Why? Because the issues we are concerned about — anti-immigrant sentiment, police brutality or the degradation of the public education system — are issues that require the strength of stable, strong public institutions. If we really care about breaking up big corporations, we would do better to pursue careers as antitrust lawyers for the Department of Justice rather than working for a corporation and comforting ourselves by donating to political candidates who will do the hard work of breaking up those same corporations for us. If we really care about modern-day American segregation, we’d support public spaces like parks and libraries and transportation infrastructure that link populations together, rather than secluding ourselves into the solidarity of social media bubbles. If we want to address the staggering racial and socioeconomic gap in educational outcomes, we’d run for school board and stop working for companies that evade taxes through loopholes. We’d work on expanding access to voting rights. We’d take positions that truly empower the communities around us.
Instead, the choices we’re making now play directly into a vicious cycle, where our paths forward allocate power away from the institutions necessary for the fabric of a healthy community, toward places that undemocratically centralize power through money. As we legitimize the increasing strength of private power in America, we are both directly and indirectly playing into systems of wealth inequality and breaking down tools than can solve the problems we care so deeply about.

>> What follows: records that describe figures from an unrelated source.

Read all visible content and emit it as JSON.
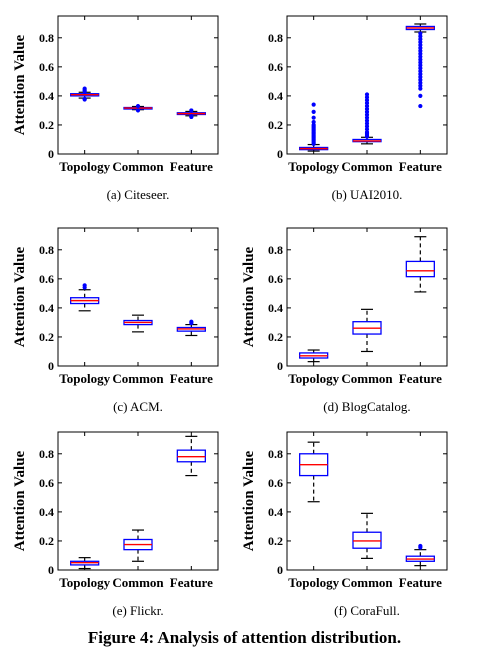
{
  "figure_caption": "Figure 4: Analysis of attention distribution.",
  "colors": {
    "box": "#0000ff",
    "median": "#ff0000",
    "whisker": "#000000",
    "outlier": "#0000ff"
  },
  "chart_data": [
    {
      "type": "box",
      "caption": "(a)  Citeseer.",
      "ylabel": "Attention Value",
      "categories": [
        "Topology",
        "Common",
        "Feature"
      ],
      "ylim": [
        0,
        0.95
      ],
      "yticks": [
        "0",
        "0.2",
        "0.4",
        "0.6",
        "0.8"
      ],
      "boxes": [
        {
          "whislo": 0.385,
          "q1": 0.4,
          "med": 0.408,
          "q3": 0.415,
          "whishi": 0.425,
          "outliers": [
            0.375,
            0.38,
            0.43,
            0.44,
            0.45
          ]
        },
        {
          "whislo": 0.305,
          "q1": 0.312,
          "med": 0.316,
          "q3": 0.32,
          "whishi": 0.327,
          "outliers": [
            0.3,
            0.33
          ]
        },
        {
          "whislo": 0.263,
          "q1": 0.272,
          "med": 0.278,
          "q3": 0.284,
          "whishi": 0.293,
          "outliers": [
            0.255,
            0.26,
            0.3
          ]
        }
      ]
    },
    {
      "type": "box",
      "caption": "(b)  UAI2010.",
      "ylabel": "",
      "categories": [
        "Topology",
        "Common",
        "Feature"
      ],
      "ylim": [
        0,
        0.95
      ],
      "yticks": [
        "0",
        "0.2",
        "0.4",
        "0.6",
        "0.8"
      ],
      "boxes": [
        {
          "whislo": 0.02,
          "q1": 0.03,
          "med": 0.037,
          "q3": 0.045,
          "whishi": 0.065,
          "outliers": [
            0.07,
            0.08,
            0.09,
            0.1,
            0.11,
            0.12,
            0.13,
            0.14,
            0.15,
            0.16,
            0.17,
            0.18,
            0.19,
            0.2,
            0.22,
            0.25,
            0.29,
            0.34
          ]
        },
        {
          "whislo": 0.07,
          "q1": 0.085,
          "med": 0.09,
          "q3": 0.1,
          "whishi": 0.115,
          "outliers": [
            0.12,
            0.13,
            0.14,
            0.15,
            0.17,
            0.19,
            0.21,
            0.23,
            0.25,
            0.27,
            0.29,
            0.31,
            0.33,
            0.35,
            0.37,
            0.39,
            0.41
          ]
        },
        {
          "whislo": 0.84,
          "q1": 0.857,
          "med": 0.868,
          "q3": 0.878,
          "whishi": 0.895,
          "outliers": [
            0.33,
            0.4,
            0.45,
            0.47,
            0.49,
            0.51,
            0.53,
            0.55,
            0.57,
            0.59,
            0.61,
            0.63,
            0.65,
            0.67,
            0.69,
            0.71,
            0.73,
            0.75,
            0.77,
            0.79,
            0.81,
            0.83
          ]
        }
      ]
    },
    {
      "type": "box",
      "caption": "(c)  ACM.",
      "ylabel": "Attention Value",
      "categories": [
        "Topology",
        "Common",
        "Feature"
      ],
      "ylim": [
        0,
        0.95
      ],
      "yticks": [
        "0",
        "0.2",
        "0.4",
        "0.6",
        "0.8"
      ],
      "boxes": [
        {
          "whislo": 0.38,
          "q1": 0.43,
          "med": 0.45,
          "q3": 0.47,
          "whishi": 0.525,
          "outliers": [
            0.54,
            0.555
          ]
        },
        {
          "whislo": 0.235,
          "q1": 0.285,
          "med": 0.3,
          "q3": 0.313,
          "whishi": 0.35,
          "outliers": []
        },
        {
          "whislo": 0.21,
          "q1": 0.24,
          "med": 0.255,
          "q3": 0.265,
          "whishi": 0.285,
          "outliers": [
            0.295,
            0.305
          ]
        }
      ]
    },
    {
      "type": "box",
      "caption": "(d)  BlogCatalog.",
      "ylabel": "Attention Value",
      "categories": [
        "Topology",
        "Common",
        "Feature"
      ],
      "ylim": [
        0,
        0.95
      ],
      "yticks": [
        "0",
        "0.2",
        "0.4",
        "0.6",
        "0.8"
      ],
      "boxes": [
        {
          "whislo": 0.03,
          "q1": 0.055,
          "med": 0.07,
          "q3": 0.09,
          "whishi": 0.11,
          "outliers": []
        },
        {
          "whislo": 0.1,
          "q1": 0.22,
          "med": 0.26,
          "q3": 0.305,
          "whishi": 0.39,
          "outliers": []
        },
        {
          "whislo": 0.51,
          "q1": 0.615,
          "med": 0.655,
          "q3": 0.72,
          "whishi": 0.89,
          "outliers": []
        }
      ]
    },
    {
      "type": "box",
      "caption": "(e)  Flickr.",
      "ylabel": "Attention Value",
      "categories": [
        "Topology",
        "Common",
        "Feature"
      ],
      "ylim": [
        0,
        0.95
      ],
      "yticks": [
        "0",
        "0.2",
        "0.4",
        "0.6",
        "0.8"
      ],
      "boxes": [
        {
          "whislo": 0.01,
          "q1": 0.035,
          "med": 0.05,
          "q3": 0.06,
          "whishi": 0.085,
          "outliers": []
        },
        {
          "whislo": 0.06,
          "q1": 0.14,
          "med": 0.175,
          "q3": 0.21,
          "whishi": 0.275,
          "outliers": []
        },
        {
          "whislo": 0.65,
          "q1": 0.745,
          "med": 0.78,
          "q3": 0.825,
          "whishi": 0.92,
          "outliers": []
        }
      ]
    },
    {
      "type": "box",
      "caption": "(f)  CoraFull.",
      "ylabel": "Attention Value",
      "categories": [
        "Topology",
        "Common",
        "Feature"
      ],
      "ylim": [
        0,
        0.95
      ],
      "yticks": [
        "0",
        "0.2",
        "0.4",
        "0.6",
        "0.8"
      ],
      "boxes": [
        {
          "whislo": 0.47,
          "q1": 0.65,
          "med": 0.725,
          "q3": 0.8,
          "whishi": 0.88,
          "outliers": []
        },
        {
          "whislo": 0.08,
          "q1": 0.15,
          "med": 0.2,
          "q3": 0.26,
          "whishi": 0.39,
          "outliers": []
        },
        {
          "whislo": 0.03,
          "q1": 0.06,
          "med": 0.075,
          "q3": 0.095,
          "whishi": 0.14,
          "outliers": [
            0.155,
            0.165
          ]
        }
      ]
    }
  ]
}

We are, once again, in the midst of another recruiting season. It’s a time when consulting companies toss around terms like “social impact” because they have a global volunteer day, where big banks claim they achieve “win-win” outcomes by funding an inner-city reading program. Instead, I hope we think twice about what we are using our Yale education for. Maybe then, we’d pursue post-graduation paths that maximize returns — not just for us, via six-figure starting salaries, but for the communities around us too.